Ever since the September 11th terrorist attack on USA, the global investment
market has been under a spell. The American industry went into a freeze
especially with any business deal with the International community. The
war that followed also had a special significance on India since it involved
Indo-Pak relations and the international oil price. All this had created
a cloud of uncertainty in the Indian Investment market.
Even though the war in Afghanistan has not ended and there is a distinct
possibility of some if not all the Talibans shift base to the POK, the
fall of Kabul has brought the Afghan war to a decisive phase where the
reconstruction of Afghanistan can begin. India will have a decisive part
in this reconstruction process and funds for this reconstruction are expected
to come from the UN and the international community. There will therefore
be a new wave of opportunity for the Indian companies who have requisite
skills and marketing ability.
At the same time the Oil price crisis appears to have fizzled out and
there appears to be a distinct possibility that the prices may come down
in the next few weeks. Though the WTO meet in Doha did not go the way India
wanted, there may not be any adverse impact on the Indian industry in the
immediate future as a result of the WTO.
The gain of over 600 points in the Sensex over the last two months
and the closing of the Sensex at 3252 for the week ending November 24,
2001 confirms the view that the war concerns are now behind us. It
was significant that the uptrend was contributed mostly by the technology
stocks such as Infosys and Wipro accompanied by significant volume. Investors
should therefore start looking at the market with a little more seriousness
than what they were doing in the recent past.
One of the biggest positive developments during the recent past
was however a renewed interest in the American market on the Indian software
services. The leader of the pack Infosys saw its stocks surge on the rumour
of a massive contract finalised in USA. The US markets are also looking
up with encouraging year end sales predicted for Consumer goods. Even though
the tech stocks in USA are still subdued under the influence of the
previous quarter results, the sentiments on Indian stocks have turned for
the better.
Since the benefits of the turn around are likely to be felt more by
the top few software companies, it is better for the investors to remain
with the top counters. Alternatively it is advisable to focus on software
funds that can give them indirect quality exposure in the software industry.

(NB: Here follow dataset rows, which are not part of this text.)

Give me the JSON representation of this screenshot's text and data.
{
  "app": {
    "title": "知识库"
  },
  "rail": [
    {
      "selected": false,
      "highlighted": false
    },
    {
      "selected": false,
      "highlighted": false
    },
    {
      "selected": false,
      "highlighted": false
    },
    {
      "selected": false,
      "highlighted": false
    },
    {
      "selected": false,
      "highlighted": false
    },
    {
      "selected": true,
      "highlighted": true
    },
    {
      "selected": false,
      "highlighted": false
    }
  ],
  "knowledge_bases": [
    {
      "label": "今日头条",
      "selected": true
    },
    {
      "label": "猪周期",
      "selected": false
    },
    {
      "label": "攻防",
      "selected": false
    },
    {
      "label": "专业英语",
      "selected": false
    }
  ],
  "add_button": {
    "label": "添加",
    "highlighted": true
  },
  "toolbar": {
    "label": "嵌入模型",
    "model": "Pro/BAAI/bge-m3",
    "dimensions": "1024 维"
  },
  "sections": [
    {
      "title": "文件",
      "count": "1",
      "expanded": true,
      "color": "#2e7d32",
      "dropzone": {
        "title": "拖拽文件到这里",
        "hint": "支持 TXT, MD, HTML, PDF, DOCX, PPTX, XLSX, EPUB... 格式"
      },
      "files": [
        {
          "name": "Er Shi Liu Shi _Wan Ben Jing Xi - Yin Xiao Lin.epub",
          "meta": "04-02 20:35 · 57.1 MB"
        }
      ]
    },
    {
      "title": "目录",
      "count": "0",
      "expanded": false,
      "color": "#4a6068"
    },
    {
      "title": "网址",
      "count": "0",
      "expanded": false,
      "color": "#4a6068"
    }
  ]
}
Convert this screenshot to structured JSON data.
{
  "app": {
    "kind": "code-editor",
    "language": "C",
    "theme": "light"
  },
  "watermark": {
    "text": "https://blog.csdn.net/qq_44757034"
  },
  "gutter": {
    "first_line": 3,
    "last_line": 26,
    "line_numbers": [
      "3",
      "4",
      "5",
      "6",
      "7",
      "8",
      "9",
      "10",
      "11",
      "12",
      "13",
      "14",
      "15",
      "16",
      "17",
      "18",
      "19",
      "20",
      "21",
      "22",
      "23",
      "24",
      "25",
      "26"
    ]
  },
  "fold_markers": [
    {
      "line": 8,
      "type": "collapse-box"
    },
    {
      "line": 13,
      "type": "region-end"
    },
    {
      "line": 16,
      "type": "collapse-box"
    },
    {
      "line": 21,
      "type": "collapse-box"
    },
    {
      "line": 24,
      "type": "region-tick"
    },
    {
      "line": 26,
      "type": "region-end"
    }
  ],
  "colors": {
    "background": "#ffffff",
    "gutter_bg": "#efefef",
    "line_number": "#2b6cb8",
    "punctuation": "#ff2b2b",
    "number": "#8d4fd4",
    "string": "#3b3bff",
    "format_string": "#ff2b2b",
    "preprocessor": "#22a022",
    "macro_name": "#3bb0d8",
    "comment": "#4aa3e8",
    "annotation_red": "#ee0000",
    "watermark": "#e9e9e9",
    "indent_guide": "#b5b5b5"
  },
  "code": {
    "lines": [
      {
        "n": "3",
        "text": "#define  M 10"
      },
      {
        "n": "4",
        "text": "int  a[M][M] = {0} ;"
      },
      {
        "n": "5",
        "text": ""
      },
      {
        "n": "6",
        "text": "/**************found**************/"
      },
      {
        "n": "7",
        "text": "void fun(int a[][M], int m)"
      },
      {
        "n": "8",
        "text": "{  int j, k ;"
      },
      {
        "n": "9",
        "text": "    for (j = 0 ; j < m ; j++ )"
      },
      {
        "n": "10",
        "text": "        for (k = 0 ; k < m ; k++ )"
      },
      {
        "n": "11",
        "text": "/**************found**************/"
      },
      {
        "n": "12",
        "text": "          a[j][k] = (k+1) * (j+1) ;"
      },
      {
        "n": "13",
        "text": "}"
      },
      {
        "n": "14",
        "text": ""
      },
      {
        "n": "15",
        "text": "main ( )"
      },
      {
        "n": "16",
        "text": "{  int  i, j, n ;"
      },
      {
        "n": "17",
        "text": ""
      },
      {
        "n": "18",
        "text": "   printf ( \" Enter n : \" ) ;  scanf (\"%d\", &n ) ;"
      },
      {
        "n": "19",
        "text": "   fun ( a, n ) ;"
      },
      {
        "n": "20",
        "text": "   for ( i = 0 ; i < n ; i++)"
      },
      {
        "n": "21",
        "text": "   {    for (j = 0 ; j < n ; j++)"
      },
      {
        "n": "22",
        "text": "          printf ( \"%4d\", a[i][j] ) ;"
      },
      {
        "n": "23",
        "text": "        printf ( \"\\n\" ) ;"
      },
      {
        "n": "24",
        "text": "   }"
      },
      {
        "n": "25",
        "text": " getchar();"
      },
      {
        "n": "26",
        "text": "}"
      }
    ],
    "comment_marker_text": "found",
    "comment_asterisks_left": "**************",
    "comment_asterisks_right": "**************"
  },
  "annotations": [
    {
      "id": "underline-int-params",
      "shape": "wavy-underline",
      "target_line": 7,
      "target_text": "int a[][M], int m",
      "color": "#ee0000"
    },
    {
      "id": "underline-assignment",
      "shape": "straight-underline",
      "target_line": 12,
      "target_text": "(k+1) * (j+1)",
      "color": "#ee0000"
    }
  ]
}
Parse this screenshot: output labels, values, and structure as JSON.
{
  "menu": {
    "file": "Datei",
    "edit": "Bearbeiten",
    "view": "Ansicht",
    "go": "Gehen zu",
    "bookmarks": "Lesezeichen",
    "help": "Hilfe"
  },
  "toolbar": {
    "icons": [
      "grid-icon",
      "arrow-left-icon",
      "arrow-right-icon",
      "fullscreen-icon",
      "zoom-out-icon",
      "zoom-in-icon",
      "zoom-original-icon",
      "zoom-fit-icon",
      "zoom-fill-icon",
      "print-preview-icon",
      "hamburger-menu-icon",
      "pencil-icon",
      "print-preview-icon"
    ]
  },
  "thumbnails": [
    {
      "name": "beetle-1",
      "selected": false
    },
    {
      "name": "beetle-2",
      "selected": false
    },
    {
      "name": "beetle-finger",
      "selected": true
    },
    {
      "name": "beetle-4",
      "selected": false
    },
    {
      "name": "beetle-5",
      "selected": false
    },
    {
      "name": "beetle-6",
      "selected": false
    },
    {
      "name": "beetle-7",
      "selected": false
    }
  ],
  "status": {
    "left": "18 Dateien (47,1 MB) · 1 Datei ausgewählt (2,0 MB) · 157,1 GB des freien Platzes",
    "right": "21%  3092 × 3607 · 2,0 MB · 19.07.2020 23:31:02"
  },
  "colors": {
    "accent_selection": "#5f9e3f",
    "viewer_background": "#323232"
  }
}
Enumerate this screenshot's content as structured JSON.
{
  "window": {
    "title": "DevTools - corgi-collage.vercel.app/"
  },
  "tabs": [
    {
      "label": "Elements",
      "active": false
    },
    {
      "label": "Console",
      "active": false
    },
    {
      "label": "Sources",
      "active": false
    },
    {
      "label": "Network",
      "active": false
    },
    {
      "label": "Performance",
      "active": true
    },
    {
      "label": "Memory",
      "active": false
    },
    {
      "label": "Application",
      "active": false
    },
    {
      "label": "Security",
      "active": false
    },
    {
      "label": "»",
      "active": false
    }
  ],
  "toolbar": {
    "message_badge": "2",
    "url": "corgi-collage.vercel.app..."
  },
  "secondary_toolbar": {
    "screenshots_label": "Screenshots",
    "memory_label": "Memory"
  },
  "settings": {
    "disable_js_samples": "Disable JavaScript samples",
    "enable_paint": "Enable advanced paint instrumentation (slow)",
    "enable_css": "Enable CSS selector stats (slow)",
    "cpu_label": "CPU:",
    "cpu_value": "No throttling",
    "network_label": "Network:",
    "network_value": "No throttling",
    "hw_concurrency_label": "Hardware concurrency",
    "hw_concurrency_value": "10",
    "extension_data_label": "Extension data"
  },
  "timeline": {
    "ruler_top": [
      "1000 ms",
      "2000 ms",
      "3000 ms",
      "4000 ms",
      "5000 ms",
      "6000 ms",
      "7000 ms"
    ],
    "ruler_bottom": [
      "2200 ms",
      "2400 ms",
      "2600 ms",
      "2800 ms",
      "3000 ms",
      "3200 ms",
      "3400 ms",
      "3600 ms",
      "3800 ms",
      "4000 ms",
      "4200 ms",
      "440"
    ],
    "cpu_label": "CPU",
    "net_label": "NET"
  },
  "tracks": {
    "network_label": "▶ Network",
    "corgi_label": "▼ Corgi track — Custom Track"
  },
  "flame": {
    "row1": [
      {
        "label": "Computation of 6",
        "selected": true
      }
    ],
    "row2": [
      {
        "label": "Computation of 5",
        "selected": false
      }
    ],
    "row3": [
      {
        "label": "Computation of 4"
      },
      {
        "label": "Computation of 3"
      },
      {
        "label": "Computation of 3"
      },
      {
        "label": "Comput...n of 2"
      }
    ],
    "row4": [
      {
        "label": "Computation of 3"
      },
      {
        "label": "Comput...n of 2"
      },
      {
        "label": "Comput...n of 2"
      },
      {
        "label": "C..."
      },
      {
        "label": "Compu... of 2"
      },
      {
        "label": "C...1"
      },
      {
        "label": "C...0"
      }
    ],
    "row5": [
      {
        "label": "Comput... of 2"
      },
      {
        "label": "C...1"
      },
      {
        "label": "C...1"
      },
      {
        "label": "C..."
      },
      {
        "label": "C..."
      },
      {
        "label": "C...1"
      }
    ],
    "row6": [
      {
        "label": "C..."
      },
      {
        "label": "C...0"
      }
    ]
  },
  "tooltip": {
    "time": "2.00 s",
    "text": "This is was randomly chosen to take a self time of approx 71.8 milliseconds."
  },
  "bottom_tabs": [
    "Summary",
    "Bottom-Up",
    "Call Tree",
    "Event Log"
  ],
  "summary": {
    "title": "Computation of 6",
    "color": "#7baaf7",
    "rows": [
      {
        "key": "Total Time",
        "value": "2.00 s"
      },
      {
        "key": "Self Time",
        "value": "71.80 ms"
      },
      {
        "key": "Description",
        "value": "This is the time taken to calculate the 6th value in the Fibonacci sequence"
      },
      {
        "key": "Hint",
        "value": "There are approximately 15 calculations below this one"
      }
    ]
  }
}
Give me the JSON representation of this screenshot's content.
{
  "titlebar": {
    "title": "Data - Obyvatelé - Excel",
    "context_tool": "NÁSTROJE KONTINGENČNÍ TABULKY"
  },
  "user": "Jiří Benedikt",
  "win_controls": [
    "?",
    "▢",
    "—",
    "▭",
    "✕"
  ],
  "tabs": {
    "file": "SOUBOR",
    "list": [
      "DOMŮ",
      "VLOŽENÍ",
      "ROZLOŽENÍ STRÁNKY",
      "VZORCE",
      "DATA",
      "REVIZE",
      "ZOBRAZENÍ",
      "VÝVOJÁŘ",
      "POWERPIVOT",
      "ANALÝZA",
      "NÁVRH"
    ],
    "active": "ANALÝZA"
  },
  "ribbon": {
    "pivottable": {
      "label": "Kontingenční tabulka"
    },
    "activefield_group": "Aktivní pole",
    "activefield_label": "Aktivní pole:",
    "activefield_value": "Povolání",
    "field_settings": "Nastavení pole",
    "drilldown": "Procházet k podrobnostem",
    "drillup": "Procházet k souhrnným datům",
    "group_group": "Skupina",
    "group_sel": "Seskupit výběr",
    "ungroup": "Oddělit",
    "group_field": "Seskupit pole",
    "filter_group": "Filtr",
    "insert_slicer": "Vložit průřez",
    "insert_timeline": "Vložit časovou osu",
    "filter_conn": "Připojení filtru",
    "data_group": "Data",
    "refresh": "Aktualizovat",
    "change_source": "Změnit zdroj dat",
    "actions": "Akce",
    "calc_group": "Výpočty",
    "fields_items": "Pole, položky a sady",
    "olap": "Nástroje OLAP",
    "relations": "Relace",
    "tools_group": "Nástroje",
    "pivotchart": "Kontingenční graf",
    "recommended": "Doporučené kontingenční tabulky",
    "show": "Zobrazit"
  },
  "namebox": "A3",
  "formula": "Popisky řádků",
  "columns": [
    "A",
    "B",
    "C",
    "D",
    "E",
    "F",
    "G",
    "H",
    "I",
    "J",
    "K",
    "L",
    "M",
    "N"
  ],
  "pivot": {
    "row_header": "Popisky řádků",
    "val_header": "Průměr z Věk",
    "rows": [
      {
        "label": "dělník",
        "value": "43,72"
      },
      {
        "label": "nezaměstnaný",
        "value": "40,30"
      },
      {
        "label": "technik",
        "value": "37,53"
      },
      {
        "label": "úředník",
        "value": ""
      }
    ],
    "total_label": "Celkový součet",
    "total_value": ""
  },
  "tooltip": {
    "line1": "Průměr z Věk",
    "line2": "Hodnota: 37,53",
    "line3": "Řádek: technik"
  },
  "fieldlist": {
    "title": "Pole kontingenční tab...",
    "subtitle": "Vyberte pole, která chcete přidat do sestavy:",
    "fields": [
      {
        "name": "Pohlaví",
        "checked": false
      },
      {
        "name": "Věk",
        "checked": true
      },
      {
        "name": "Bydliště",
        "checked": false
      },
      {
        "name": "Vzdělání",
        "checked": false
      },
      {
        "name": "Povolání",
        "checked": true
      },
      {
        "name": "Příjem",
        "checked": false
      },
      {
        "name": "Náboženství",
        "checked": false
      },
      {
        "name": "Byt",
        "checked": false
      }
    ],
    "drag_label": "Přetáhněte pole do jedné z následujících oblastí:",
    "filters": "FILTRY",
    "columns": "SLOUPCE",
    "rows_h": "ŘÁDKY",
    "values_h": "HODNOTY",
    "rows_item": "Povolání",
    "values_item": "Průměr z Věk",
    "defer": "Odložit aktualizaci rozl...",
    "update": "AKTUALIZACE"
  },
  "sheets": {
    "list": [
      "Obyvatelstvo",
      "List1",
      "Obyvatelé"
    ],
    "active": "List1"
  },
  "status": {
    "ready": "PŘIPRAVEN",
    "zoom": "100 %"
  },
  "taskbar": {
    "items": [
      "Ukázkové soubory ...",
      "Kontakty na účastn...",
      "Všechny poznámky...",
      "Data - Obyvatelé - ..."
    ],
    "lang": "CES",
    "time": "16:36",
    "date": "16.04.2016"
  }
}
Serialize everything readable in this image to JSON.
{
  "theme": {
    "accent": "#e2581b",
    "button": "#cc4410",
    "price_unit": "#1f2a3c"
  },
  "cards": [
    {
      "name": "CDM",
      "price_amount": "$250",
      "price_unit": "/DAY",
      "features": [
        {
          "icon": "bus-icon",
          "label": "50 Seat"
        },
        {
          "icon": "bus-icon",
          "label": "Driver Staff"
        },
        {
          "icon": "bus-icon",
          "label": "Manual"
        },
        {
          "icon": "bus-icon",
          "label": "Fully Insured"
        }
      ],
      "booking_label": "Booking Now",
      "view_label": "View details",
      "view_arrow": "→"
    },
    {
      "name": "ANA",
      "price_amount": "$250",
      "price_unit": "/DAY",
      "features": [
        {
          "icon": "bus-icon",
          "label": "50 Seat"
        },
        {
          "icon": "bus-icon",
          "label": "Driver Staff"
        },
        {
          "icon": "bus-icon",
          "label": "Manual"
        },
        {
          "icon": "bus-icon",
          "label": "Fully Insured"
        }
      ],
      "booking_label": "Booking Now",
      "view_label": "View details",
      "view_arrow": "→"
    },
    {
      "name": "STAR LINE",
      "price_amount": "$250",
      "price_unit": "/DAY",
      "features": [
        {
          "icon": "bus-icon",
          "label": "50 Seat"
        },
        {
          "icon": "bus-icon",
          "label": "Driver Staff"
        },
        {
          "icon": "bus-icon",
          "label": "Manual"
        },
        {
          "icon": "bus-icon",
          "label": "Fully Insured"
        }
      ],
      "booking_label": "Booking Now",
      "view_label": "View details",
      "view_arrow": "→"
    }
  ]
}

According to data available, NAVs of 12 technology funds have surged
an average 19.38 percent since the start of November on the back of sustained
buying.
One Tech fund to be considered for investment in the current sceneario
is the UTI software fund launched in May 1999. It is an open-ended growth
fund with a committed 90 % investment in Software sector. The total corpus
of the fund is about RS 164 crores. The scheme has declared dividend of
20 % for 1999-2000 and 22 % for 2000-2001. Present NAV is 6.96. The NAV
was around 4.5 during the first week of October and has gained significantly
during the last one month. In the last week the NAV gained by nearly 10
%.
Amongst the dedicated software funds, UTI Software fund had the highest
relative gain during the last week at 19.6 % close on the heels of the
leader by Pioneer ITI Infotech at 21.8 % and Alliance New Millennium at
21.2 %.
The top 10 holdings of the Company comprising of 76 % of the fund’s
holding consists of Infosys, Satyam and Zee Telefilms which appreciated
substantially during the last two weeks and hold further promise in the
coming days.
Top Holdings of UTI Software Fund
Company |
Holdings (%) |
Infosys |
21 |
Satyam |
11 |
Zee Telefilms |
9 |
Hughes Software |
8 |
ITC |
7 |
Wipro |
5 |
NIIT |
4 |
CMC |
4 |
Sterilite |
4 |
Polaris |
3 |
Total |
76 |
The units of this fund are available at an NAV of 6.96 without any entry
load. The minimum investment is Rs 5000/-
In comparison to the Sensex, the fund gained over 8 % p.a. during the
last fortnight indicating a healthy lead over the index performance. According
to a majority of stock market observers, the Post Diwali sentiments in
the market are indicative of a 30 % annualised growth for the Sensex in
the next year. In the light of such a forecast, the UTI fund appears to
be a good investment bet at the current NAV.